Children are to be the main beneficiaries of a $250,000 project to expand and upgrade the HIV/AIDS treatment facility at the ALERT (All African Leprosy and Rehabilitation Training Center) hospital in Addis Ababa. The initiative involves the creation of a specialist paediatric AIDS wing and the employment of nine additional specialist healthcare workers, allowing for the treatment of over 200 HIV-positive youngsters with life-prolonging anti-retroviral (ARV) drugs this year, compared to just ten in 2005. The project is the result of a partnership between the Clinton Foundation HIV/AIDS Initiative and the Christian Children's Fund of Canada (CCFC), which is already active at the hospital.

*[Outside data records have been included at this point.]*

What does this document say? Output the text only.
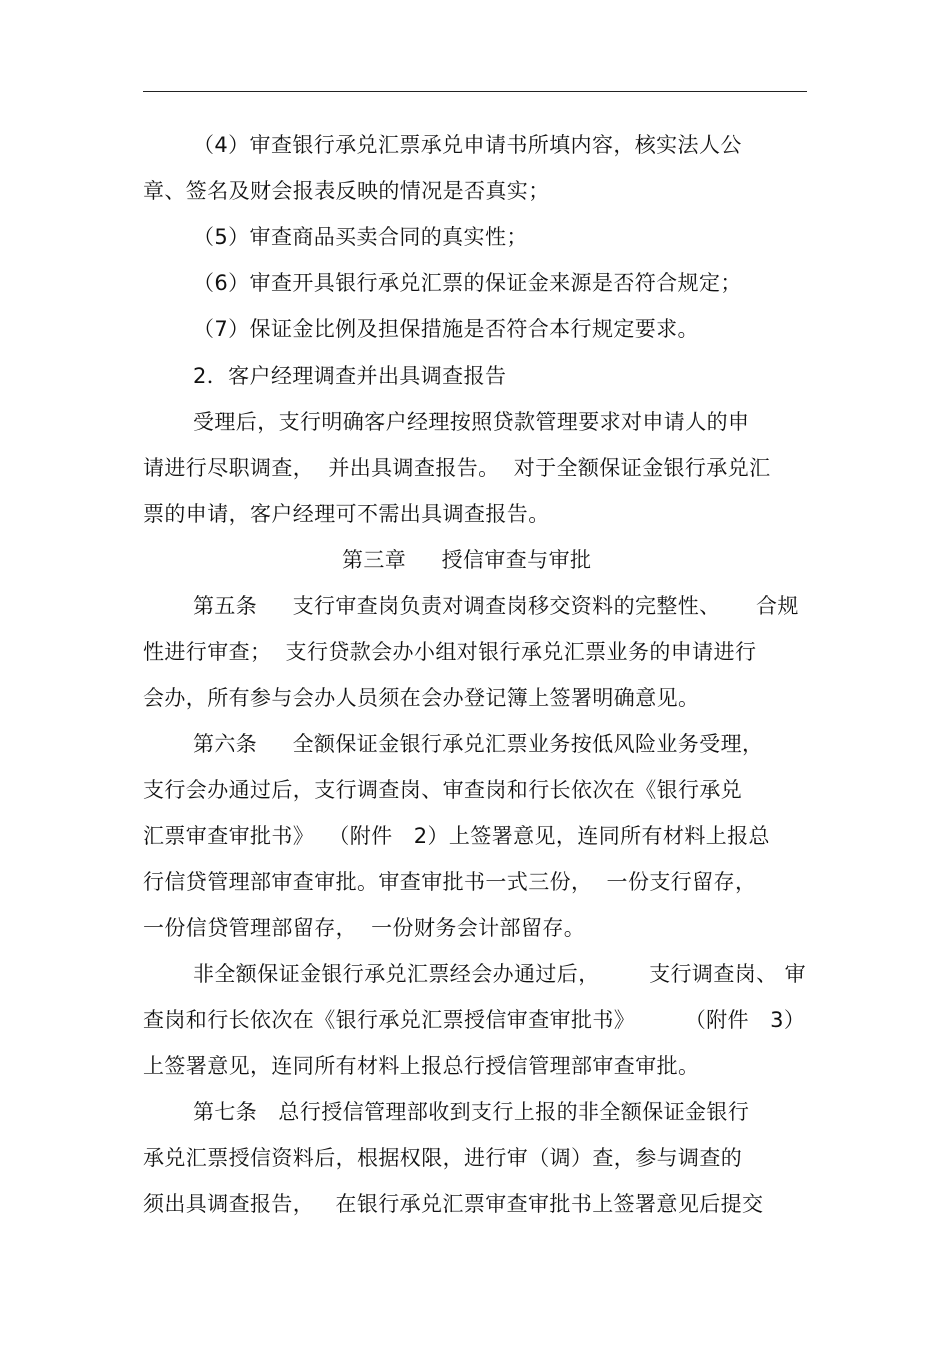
（4）审查银行承兑汇票承兑申请书所填内容，核实法人公
章、签名及财会报表反映的情况是否真实；
（5）审查商品买卖合同的真实性；
（6）审查开具银行承兑汇票的保证金来源是否符合规定；
（7）保证金比例及担保措施是否符合本行规定要求。
2．客户经理调查并出具调查报告
受理后，支行明确客户经理按照贷款管理要求对申请人的申
请进行尽职调查，  并出具调查报告。  对于全额保证金银行承兑汇
票的申请，客户经理可不需出具调查报告。
第三章     授信审查与审批
第五条     支行审查岗负责对调查岗移交资料的完整性、     合规
性进行审查；  支行贷款会办小组对银行承兑汇票业务的申请进行
会办，所有参与会办人员须在会办登记簿上签署明确意见。
第六条     全额保证金银行承兑汇票业务按低风险业务受理，
支行会办通过后，支行调查岗、审查岗和行长依次在《银行承兑
汇票审查审批书》  （附件   2）上签署意见，连同所有材料上报总
行信贷管理部审查审批。审查审批书一式三份，  一份支行留存，
一份信贷管理部留存，  一份财务会计部留存。
非全额保证金银行承兑汇票经会办通过后，       支行调查岗、 审
查岗和行长依次在《银行承兑汇票授信审查审批书》       （附件   3）
上签署意见，连同所有材料上报总行授信管理部审查审批。
第七条   总行授信管理部收到支行上报的非全额保证金银行
承兑汇票授信资料后，根据权限，进行审（调）查，参与调查的
须出具调查报告，   在银行承兑汇票审查审批书上签署意见后提交
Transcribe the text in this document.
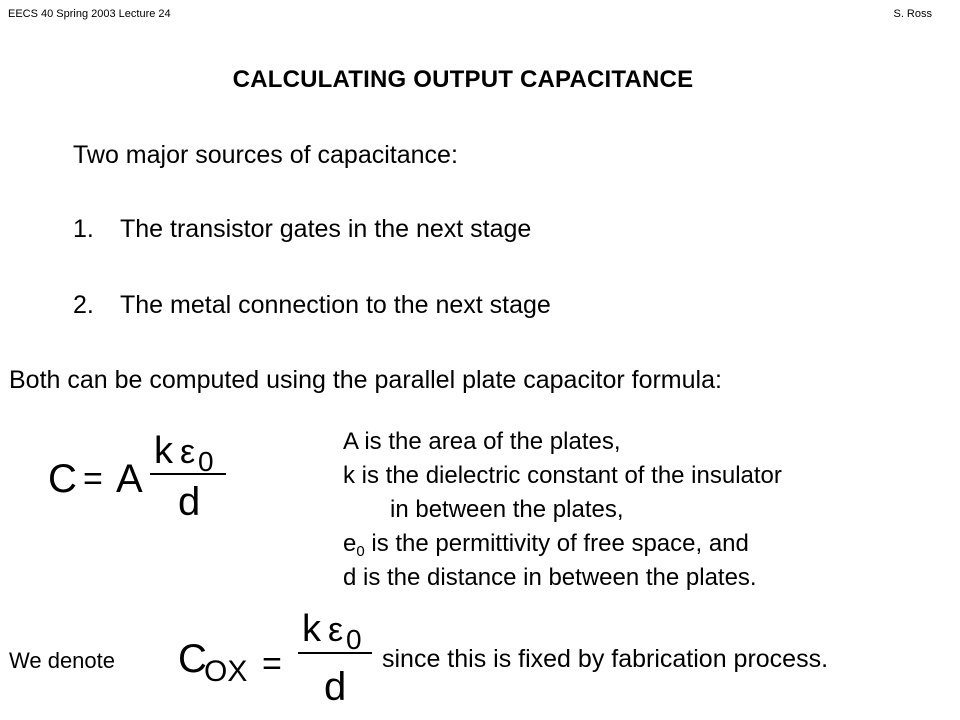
EECS 40 Spring 2003 Lecture 24	S. Ross
CALCULATING OUTPUT CAPACITANCE
Two major sources of capacitance:
1. The transistor gates in the next stage
2. The metal connection to the next stage
Both can be computed using the parallel plate capacitor formula:
C = A
k ε 0
d
A is the area of the plates,
k is the dielectric constant of the insulator
in between the plates,
$e_0$ is the permittivity of free space, and
d is the distance in between the plates.
We denote C
OX =
k ε 0
d
since this is fixed by fabrication process.
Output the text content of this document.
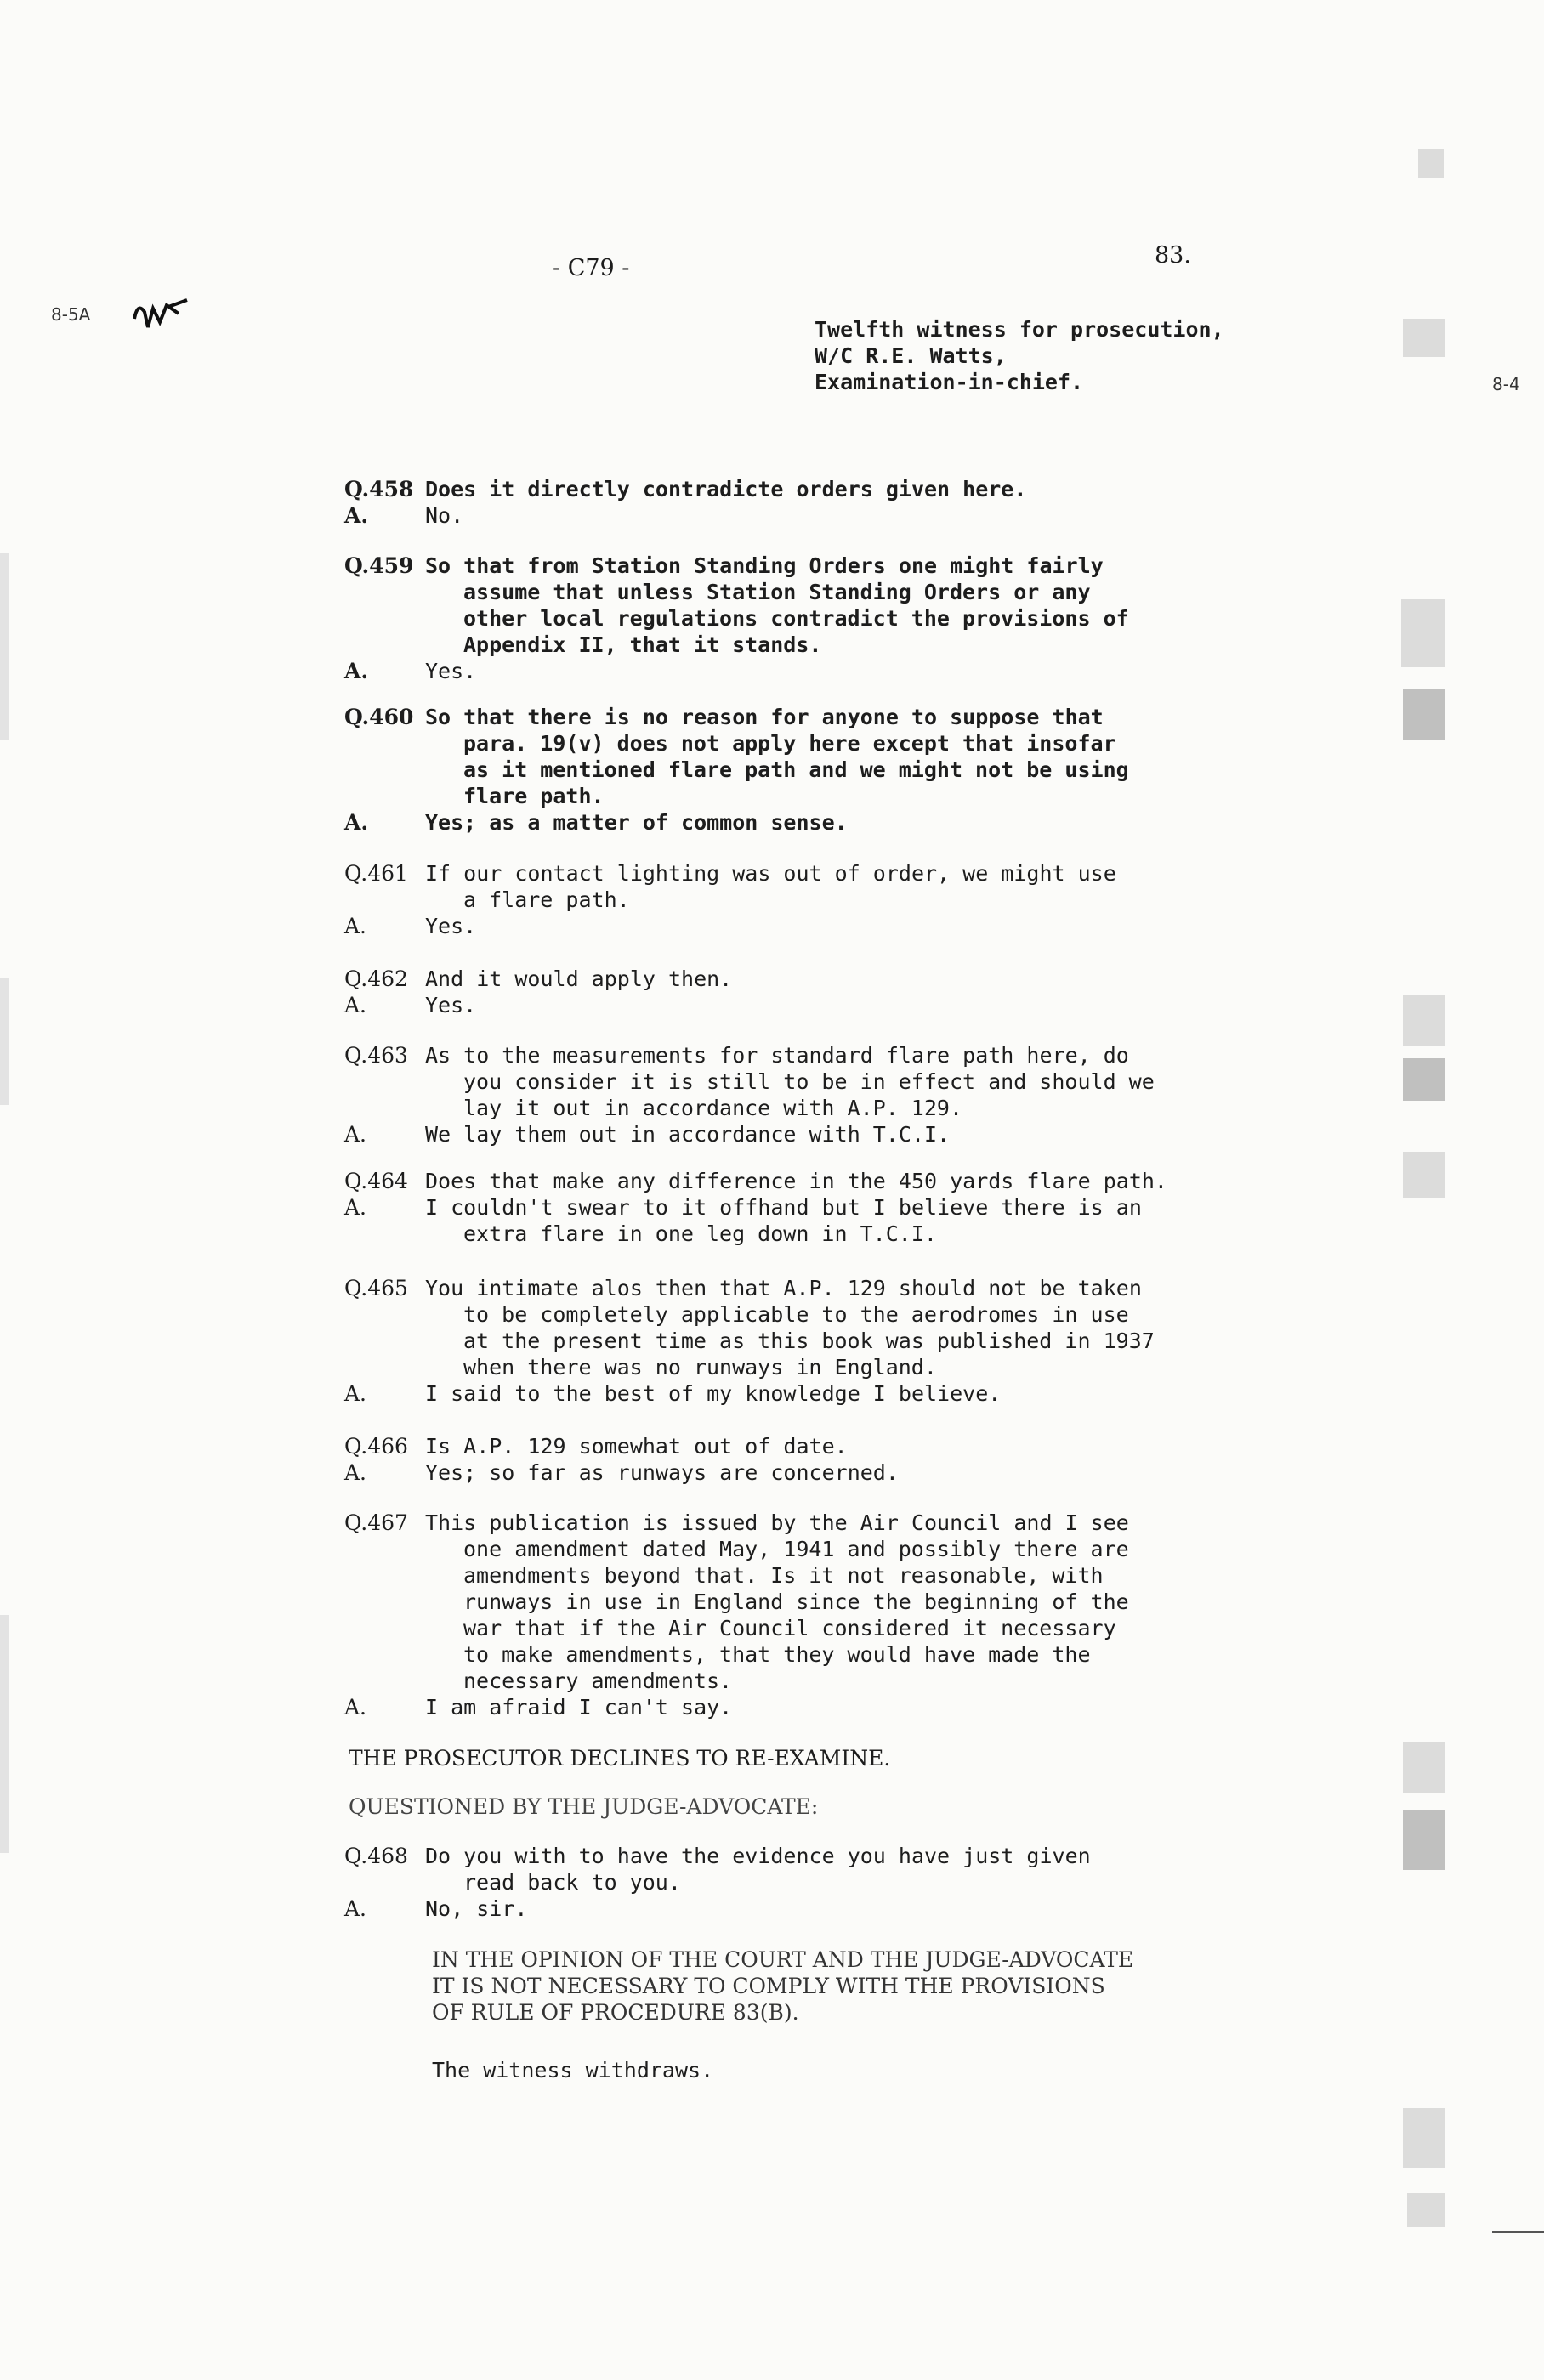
- C79 -	83.
8-5A
8-4
Twelfth witness for prosecution,
W/C R.E. Watts,
Examination-in-chief.
Q.458 Does it directly contradicte orders given here.
A.	No.
Q.459 So that from Station Standing Orders one might fairly
assume that unless Station Standing Orders or any
other local regulations contradict the provisions of
Appendix II, that it stands.
A.	Yes.
Q.460 So that there is no reason for anyone to suppose that
para. 19(v) does not apply here except that insofar
as it mentioned flare path and we might not be using
flare path.
A.	Yes; as a matter of common sense.
Q.461 If our contact lighting was out of order, we might use
a flare path.
A.	Yes.
Q.462 And it would apply then.
A.	Yes.
Q.463 As to the measurements for standard flare path here, do
you consider it is still to be in effect and should we
lay it out in accordance with A.P. 129.
A.	We lay them out in accordance with T.C.I.
Q.464 Does that make any difference in the 450 yards flare path.
A.	I couldn't swear to it offhand but I believe there is an
extra flare in one leg down in T.C.I.
Q.465 You intimate alos then that A.P. 129 should not be taken
to be completely applicable to the aerodromes in use
at the present time as this book was published in 1937
when there was no runways in England.
A.	I said to the best of my knowledge I believe.
Q.466 Is A.P. 129 somewhat out of date.
A.	Yes; so far as runways are concerned.
Q.467 This publication is issued by the Air Council and I see
one amendment dated May, 1941 and possibly there are
amendments beyond that. Is it not reasonable, with
runways in use in England since the beginning of the
war that if the Air Council considered it necessary
to make amendments, that they would have made the
necessary amendments.
A.	I am afraid I can't say.
THE PROSECUTOR DECLINES TO RE-EXAMINE.
QUESTIONED BY THE JUDGE-ADVOCATE:
Q.468 Do you with to have the evidence you have just given
read back to you.
A.	No, sir.
IN THE OPINION OF THE COURT AND THE JUDGE-ADVOCATE
IT IS NOT NECESSARY TO COMPLY WITH THE PROVISIONS
OF RULE OF PROCEDURE 83(B).
The witness withdraws.
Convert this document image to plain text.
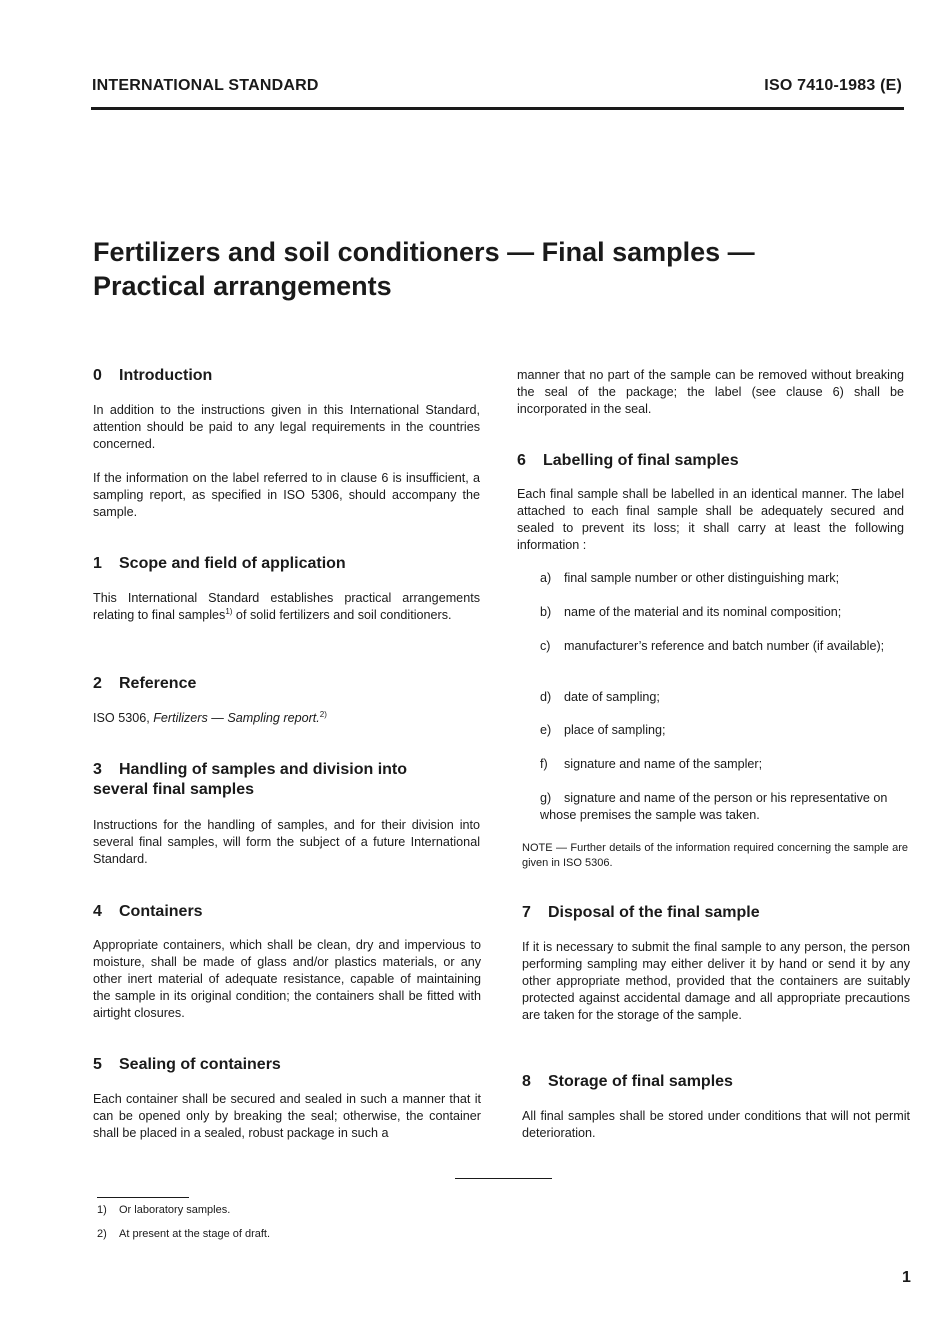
INTERNATIONAL STANDARD	ISO 7410-1983 (E)
Fertilizers and soil conditioners — Final samples —
Practical arrangements
0 Introduction
In addition to the instructions given in this International Standard, attention should be paid to any legal requirements in the countries concerned.
If the information on the label referred to in clause 6 is insufficient, a sampling report, as specified in ISO 5306, should accompany the sample.
1 Scope and field of application
This International Standard establishes practical arrangements relating to final samples$^{1)}$ of solid fertilizers and soil conditioners.
2 Reference
ISO 5306, Fertilizers — Sampling report.$^{2)}$
3 Handling of samples and division into
several final samples
Instructions for the handling of samples, and for their division into several final samples, will form the subject of a future International Standard.
4 Containers
Appropriate containers, which shall be clean, dry and impervious to moisture, shall be made of glass and/or plastics materials, or any other inert material of adequate resistance, capable of maintaining the sample in its original condition; the containers shall be fitted with airtight closures.
5 Sealing of containers
Each container shall be secured and sealed in such a manner that it can be opened only by breaking the seal; otherwise, the container shall be placed in a sealed, robust package in such a
manner that no part of the sample can be removed without breaking the seal of the package; the label (see clause 6) shall be incorporated in the seal.
6 Labelling of final samples
Each final sample shall be labelled in an identical manner. The label attached to each final sample shall be adequately secured and sealed to prevent its loss; it shall carry at least the following information :
a) final sample number or other distinguishing mark;
b) name of the material and its nominal composition;
c) manufacturer’s reference and batch number (if available);
d) date of sampling;
e) place of sampling;
f) signature and name of the sampler;
g) signature and name of the person or his representative on whose premises the sample was taken.
NOTE — Further details of the information required concerning the sample are given in ISO 5306.
7 Disposal of the final sample
If it is necessary to submit the final sample to any person, the person performing sampling may either deliver it by hand or send it by any other appropriate method, provided that the containers are suitably protected against accidental damage and all appropriate precautions are taken for the storage of the sample.
8 Storage of final samples
All final samples shall be stored under conditions that will not permit deterioration.
1) Or laboratory samples.
2) At present at the stage of draft.
1
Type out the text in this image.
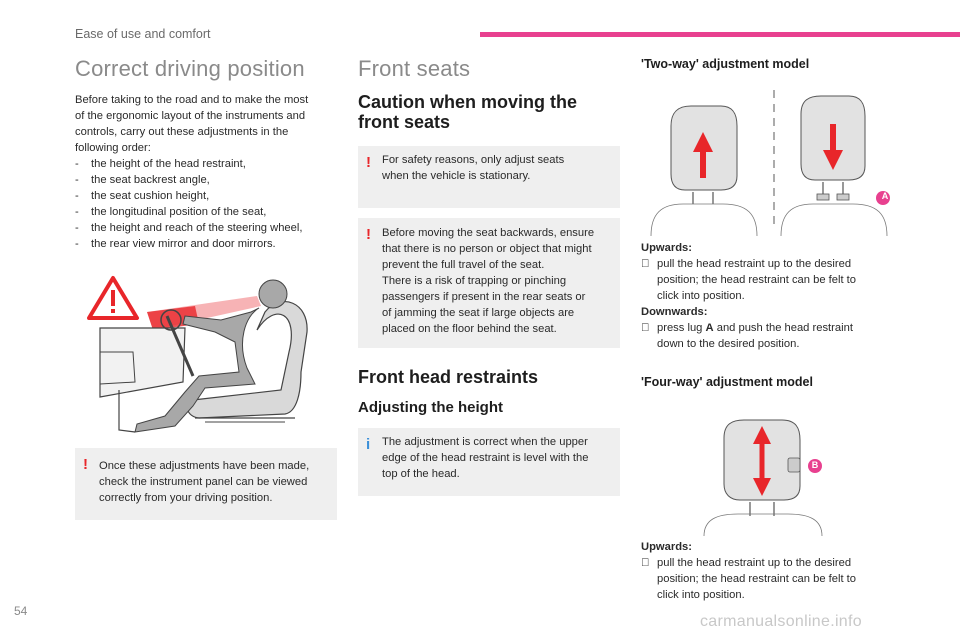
Ease of use and comfort
Correct driving position
Before taking to the road and to make the most
of the ergonomic layout of the instruments and
controls, carry out these adjustments in the
following order:
- the height of the head restraint,
- the seat backrest angle,
- the seat cushion height,
- the longitudinal position of the seat,
- the height and reach of the steering wheel,
- the rear view mirror and door mirrors.
! Once these adjustments have been made,
check the instrument panel can be viewed
correctly from your driving position.
Front seats
Caution when moving the
front seats
! For safety reasons, only adjust seats
when the vehicle is stationary.
! Before moving the seat backwards, ensure
that there is no person or object that might
prevent the full travel of the seat.
There is a risk of trapping or pinching
passengers if present in the rear seats or
of jamming the seat if large objects are
placed on the floor behind the seat.
Front head restraints
Adjusting the height
i The adjustment is correct when the upper
edge of the head restraint is level with the
top of the head.
'Two-way' adjustment model
A
Upwards:
pull the head restraint up to the desired
position; the head restraint can be felt to
click into position.
Downwards:
press lug A and push the head restraint
down to the desired position.
'Four-way' adjustment model
B
Upwards:
pull the head restraint up to the desired
position; the head restraint can be felt to
click into position.
54
carmanualsonline.info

Established in 1965, ALERT serves approximately 760,000 people, of whom an estimated 50,000 are living with HIV/AIDS. Of these 7,500 are in need of costly ARV therapy, including 700 to 800 children.
According to a joint press release from the Clinton Foundation HIV/AIDS Initiative and CCFC, an estimated 112,000 children are currently living with HIV in Ethiopia, out of a total affected population of 1.7 million, while approximately 40,000 are newly infected and 29,000 die from AIDS and related causes every year. Most affected people live in towns and cities, although the virus is now also beginning to make inroads into rural areas as well.